Global keyboard shortcuts
Figranium provides global keyboard shortcuts that let you navigate between screens and trigger common actions from anywhere in the app. These shortcuts work on every screen as long as the focus is not inside a text input, textarea, or content-editable element.
| Shortcut | Action |
|---|
| Alt + 1 | Go to Dashboard |
| Alt + 2 | Go to Settings |
| Alt + 3 | Go to Executions |
| Alt + 4 | Go to Captures |
| Alt + N | Create a new task |
| Alt + L | Log out |
Each sidebar button displays its shortcut in a tooltip when you hover or focus it, so you can discover shortcuts as you explore the interface.
Global shortcuts are disabled while you are typing in search fields, text inputs, or the extraction script editor to avoid conflicts with normal text entry.
Notifications
Figranium displays toast-style notifications in the center of the screen to confirm actions or report errors. Each notification includes:
- Status icon: A checkmark icon for success or an error icon for failures, so the status is clear without relying on color alone.

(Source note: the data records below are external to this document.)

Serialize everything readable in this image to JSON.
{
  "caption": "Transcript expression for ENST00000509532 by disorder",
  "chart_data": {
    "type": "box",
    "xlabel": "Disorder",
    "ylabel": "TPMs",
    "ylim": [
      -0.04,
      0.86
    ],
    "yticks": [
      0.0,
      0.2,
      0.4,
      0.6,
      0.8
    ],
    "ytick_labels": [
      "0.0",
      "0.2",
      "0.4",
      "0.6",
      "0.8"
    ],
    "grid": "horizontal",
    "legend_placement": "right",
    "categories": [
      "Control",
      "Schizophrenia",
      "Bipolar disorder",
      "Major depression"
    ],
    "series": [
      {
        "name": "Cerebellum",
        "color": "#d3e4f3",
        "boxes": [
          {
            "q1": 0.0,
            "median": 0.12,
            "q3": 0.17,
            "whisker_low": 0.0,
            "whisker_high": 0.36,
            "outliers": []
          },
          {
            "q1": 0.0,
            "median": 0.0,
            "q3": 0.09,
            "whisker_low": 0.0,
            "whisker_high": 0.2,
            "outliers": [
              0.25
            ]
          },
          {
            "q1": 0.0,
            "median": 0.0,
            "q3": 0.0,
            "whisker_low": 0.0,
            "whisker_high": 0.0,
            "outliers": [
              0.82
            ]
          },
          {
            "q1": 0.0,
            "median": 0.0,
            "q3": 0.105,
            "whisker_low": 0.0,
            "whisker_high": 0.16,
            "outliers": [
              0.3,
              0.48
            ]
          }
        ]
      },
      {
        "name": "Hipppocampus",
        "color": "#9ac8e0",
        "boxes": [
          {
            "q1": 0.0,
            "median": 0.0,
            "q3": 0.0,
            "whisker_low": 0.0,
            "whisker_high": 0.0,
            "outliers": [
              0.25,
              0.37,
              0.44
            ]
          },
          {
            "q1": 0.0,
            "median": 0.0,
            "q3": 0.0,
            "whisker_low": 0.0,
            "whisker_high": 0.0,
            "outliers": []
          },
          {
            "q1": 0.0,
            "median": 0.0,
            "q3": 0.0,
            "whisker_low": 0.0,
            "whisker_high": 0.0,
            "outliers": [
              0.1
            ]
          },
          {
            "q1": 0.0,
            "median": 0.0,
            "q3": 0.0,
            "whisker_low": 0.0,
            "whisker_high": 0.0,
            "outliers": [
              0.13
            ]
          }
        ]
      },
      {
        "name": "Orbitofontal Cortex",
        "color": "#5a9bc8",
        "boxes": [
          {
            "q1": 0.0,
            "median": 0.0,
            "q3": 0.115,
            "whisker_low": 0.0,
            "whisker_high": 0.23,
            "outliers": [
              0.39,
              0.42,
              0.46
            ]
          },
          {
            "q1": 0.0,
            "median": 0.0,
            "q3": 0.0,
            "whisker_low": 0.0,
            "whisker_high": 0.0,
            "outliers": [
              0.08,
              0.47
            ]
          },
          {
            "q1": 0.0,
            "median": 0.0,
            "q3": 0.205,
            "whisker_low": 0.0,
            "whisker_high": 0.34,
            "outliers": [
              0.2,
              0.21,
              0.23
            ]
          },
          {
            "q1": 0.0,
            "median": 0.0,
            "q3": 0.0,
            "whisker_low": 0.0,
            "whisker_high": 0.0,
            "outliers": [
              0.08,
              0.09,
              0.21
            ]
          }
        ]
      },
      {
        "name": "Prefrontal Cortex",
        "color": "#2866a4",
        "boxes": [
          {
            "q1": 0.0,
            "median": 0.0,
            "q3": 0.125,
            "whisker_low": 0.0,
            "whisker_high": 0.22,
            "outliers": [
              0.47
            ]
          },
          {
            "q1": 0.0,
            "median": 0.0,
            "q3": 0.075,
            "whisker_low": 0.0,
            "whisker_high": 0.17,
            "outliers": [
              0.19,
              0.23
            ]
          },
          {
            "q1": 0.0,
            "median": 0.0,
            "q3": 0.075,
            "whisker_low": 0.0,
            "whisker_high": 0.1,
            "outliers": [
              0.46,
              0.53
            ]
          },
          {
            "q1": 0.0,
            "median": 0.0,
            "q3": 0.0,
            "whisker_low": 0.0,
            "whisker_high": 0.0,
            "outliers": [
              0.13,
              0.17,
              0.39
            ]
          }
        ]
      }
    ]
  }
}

- Status label: An explicit “Success” or “Error” heading above the message text.
- Dismiss: Click the close button (×) to dismiss the notification, or wait for it to auto-dismiss. The close button includes an accessible label for keyboard and screen-reader users.
Notifications use role="alert" for errors (announced immediately by screen readers) and role="status" for success messages (announced at the next convenient pause).